Inflation is diminishing but cannot be said to be under control according to economist Peter C. Earle of the American Institute for Economic Research. As long as the Federal Reserve Board is unsure about whether or not to continue raising interest rates, inflation is still a problem, Mr. Earle told The Epoch Times.
As for prices, they may not be as favorable as the administration claims.
“The change in the Consumer Price Index from 9.1 percent in June 2022 to 3.0 percent in June 2023 does not mean that prices are 6 percent lower. It only means that prices are rising more slowly than they were last year,” Mr. Earle said. He noted that prices are still rising rapidly in some sectors of the economy, including food, shelter, and motor vehicle insurance.
Corporate profits are not a stand-alone indicator of economic recovery, multiple economists told The Epoch Times. Profits may have risen sharply over the past two years for a number of reasons, including increased due to consumers spending stimulus money and corporations delaying large investments due to uncertainty about the economy.
Also, rising prices have a delayed effect on sellers, according to E. J. Antoni, a research fellow at the Grover M. Hermann Center for the Federal Budget.
“Inventories that were purchased at lower prices have now gone up in price, increasing the bottom line, even though replacing those inventories will now be more expensive,” Mr. Antoni told The Epoch Times.
Boom or Bust
Mr. Biden’s policies will take time to work their way into the economy, proponents say. Reinvigorating American manufacturing, rebuilding infrastructure, and converting to clean energy production will not be fully achieved by November 2024.
That means a middle class powered by a wealth of stable, good-paying laboring jobs could be years away.
“We see a lot of signs of resilience in our economy, and we’re outpacing the world in terms of our economic recovery,” White House spokesperson Olivia Dalton told reports just ahead of Mr. Biden’s speech.
“It’s still going to take a minute for Americans to feel the full impact of that,” she added.

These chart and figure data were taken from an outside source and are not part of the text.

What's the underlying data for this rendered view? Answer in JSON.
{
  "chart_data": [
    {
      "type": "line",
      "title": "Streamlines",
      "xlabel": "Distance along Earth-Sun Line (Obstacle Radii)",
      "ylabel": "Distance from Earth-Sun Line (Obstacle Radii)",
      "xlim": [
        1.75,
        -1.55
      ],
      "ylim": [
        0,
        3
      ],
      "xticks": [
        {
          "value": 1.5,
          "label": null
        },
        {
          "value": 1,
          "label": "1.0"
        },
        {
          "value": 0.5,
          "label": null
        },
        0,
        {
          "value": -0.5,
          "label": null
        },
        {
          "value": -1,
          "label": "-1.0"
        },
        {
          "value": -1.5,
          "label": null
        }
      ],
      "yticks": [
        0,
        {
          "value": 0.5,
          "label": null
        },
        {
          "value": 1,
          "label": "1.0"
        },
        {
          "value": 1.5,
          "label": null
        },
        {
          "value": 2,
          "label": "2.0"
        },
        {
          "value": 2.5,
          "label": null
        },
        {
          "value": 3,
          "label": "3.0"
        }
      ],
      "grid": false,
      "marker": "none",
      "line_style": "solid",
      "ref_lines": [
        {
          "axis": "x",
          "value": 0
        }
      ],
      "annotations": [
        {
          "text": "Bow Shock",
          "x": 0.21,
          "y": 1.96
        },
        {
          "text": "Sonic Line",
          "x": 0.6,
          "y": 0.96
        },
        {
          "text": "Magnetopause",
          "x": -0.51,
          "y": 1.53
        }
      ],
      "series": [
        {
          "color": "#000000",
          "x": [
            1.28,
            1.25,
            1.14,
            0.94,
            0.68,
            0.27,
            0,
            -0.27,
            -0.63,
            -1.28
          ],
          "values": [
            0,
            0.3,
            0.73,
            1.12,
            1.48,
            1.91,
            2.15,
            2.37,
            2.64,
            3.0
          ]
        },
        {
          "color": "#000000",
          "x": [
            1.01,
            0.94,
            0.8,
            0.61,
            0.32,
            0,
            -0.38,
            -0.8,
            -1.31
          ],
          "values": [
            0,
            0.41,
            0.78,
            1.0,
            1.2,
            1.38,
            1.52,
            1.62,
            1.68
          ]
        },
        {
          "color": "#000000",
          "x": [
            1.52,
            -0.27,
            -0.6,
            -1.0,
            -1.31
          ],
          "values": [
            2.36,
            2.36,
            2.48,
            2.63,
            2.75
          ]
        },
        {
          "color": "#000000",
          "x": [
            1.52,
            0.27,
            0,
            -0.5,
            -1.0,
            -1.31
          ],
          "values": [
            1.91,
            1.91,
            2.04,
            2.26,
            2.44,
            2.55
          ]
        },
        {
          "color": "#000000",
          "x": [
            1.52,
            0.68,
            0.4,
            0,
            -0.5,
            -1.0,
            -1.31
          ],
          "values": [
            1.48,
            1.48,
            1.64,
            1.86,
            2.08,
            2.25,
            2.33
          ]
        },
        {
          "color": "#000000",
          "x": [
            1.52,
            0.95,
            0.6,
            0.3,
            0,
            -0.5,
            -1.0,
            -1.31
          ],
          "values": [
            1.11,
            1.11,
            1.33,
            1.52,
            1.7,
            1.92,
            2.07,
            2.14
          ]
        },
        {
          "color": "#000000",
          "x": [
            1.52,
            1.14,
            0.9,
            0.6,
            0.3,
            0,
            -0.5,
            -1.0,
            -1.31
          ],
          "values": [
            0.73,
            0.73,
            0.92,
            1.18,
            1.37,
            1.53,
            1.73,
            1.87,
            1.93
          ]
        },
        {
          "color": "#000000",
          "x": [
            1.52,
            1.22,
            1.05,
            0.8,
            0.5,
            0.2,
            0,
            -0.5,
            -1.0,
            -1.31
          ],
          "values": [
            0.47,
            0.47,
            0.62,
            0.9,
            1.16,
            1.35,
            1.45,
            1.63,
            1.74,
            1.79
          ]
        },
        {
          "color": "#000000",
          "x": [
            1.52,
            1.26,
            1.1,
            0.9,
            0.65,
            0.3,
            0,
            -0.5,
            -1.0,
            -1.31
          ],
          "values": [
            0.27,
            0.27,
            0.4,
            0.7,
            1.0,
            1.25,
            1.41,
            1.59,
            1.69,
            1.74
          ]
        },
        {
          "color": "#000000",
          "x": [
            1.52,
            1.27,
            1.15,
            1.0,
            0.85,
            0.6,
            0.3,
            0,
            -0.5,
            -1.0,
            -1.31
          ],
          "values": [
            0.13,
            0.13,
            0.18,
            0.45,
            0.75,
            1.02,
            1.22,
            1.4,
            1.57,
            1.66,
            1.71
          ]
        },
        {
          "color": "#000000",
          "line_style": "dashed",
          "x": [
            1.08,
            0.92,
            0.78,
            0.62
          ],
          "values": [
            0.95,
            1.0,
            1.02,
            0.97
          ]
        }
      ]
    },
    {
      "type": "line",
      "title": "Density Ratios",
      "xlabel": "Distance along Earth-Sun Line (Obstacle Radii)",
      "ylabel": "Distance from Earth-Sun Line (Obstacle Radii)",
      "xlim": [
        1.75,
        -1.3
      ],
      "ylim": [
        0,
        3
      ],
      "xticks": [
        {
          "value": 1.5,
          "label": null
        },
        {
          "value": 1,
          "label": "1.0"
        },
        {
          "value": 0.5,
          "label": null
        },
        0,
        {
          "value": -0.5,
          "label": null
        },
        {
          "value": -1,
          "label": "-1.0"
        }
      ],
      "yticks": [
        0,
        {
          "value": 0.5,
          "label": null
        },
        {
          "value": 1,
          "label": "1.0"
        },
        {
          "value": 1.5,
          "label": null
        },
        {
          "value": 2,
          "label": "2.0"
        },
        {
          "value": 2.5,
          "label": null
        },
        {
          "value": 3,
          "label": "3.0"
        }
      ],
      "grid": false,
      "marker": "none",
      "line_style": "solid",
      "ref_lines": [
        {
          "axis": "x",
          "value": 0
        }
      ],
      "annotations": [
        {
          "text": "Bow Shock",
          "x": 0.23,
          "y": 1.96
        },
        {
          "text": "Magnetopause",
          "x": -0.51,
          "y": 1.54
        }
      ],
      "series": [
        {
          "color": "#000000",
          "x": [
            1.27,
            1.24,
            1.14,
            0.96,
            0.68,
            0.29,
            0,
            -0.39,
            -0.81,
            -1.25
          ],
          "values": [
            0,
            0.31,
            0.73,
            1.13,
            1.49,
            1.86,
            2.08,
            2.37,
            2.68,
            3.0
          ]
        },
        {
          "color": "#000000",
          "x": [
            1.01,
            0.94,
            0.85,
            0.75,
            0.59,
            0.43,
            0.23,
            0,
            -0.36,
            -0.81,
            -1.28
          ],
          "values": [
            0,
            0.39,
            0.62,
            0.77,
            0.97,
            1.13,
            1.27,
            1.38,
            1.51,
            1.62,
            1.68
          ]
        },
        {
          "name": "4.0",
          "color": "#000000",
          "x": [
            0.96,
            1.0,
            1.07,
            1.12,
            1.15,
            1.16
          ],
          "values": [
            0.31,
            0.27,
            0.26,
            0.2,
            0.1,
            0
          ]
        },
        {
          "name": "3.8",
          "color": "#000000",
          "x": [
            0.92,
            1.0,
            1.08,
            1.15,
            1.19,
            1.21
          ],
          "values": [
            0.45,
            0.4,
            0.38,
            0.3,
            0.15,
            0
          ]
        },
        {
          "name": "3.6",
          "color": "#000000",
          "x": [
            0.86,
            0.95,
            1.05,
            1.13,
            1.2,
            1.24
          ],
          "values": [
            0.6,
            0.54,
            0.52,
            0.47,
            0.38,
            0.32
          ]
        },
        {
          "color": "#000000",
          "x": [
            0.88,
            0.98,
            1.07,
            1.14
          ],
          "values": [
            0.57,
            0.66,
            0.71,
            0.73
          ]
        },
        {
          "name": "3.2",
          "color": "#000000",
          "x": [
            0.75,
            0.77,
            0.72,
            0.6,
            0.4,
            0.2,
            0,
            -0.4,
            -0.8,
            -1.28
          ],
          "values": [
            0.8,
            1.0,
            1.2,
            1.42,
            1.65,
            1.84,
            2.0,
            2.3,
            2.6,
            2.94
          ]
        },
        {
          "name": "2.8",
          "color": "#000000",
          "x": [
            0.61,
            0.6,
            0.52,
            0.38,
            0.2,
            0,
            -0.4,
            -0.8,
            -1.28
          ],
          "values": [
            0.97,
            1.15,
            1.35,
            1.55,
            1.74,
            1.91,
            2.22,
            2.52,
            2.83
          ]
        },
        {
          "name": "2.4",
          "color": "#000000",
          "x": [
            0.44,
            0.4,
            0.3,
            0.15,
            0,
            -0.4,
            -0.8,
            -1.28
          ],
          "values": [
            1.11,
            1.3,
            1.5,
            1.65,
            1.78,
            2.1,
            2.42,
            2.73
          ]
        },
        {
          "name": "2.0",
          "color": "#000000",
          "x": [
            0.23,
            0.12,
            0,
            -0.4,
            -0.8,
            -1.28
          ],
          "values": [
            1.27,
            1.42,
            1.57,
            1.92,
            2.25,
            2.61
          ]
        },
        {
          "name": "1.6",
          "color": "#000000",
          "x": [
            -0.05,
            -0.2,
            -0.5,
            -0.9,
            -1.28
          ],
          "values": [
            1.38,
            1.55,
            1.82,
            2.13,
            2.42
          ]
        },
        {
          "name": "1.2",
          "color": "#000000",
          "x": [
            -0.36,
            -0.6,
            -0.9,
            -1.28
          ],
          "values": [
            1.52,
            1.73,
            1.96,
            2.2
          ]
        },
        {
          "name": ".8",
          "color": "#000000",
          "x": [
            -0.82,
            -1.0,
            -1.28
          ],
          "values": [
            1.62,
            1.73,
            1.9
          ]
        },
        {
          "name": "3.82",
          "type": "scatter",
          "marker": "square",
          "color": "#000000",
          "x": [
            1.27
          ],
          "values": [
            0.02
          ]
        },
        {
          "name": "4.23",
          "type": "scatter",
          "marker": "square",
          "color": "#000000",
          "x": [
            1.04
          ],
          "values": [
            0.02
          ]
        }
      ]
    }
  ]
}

The question is whether voters will give Mr. Biden the benefit of the doubt, believing that Bidenomics will prove more effective at producing prosperity than would boosting military spending, cutting taxes, and vastly reducing federal regulations, strategies espoused by many of his opponents.
“Reaganomics did not work,” Mr. Kravchuk said, despite the gains it produced in some sectors. That’s because the American economy, which had evenly split between service industries and heavy manufacturing, began to shift toward service in the 1970s. The result was that as manufacturing jobs disappeared, they were replaced by lower-paying jobs in service industries.
“But that is not to say that the collection of unrelated policies that are being labeled Bidenomics are anything great either,” Mr. Kravchuk said, noting that they had so far produced less energy independence, inflation, and higher gas prices and interest rates.
Mr. Biden delivered similar economic messages in Chicago on Jun 28 and South Carolina on July 6 as part of a three-week effort to rally support for his economic policies. Vice President Kamala Harris, First Lady Jill Biden, and several cabinet members have also been dispatched to promote the president’s agenda in at least 20 states.
The Associated Press contributed to this report.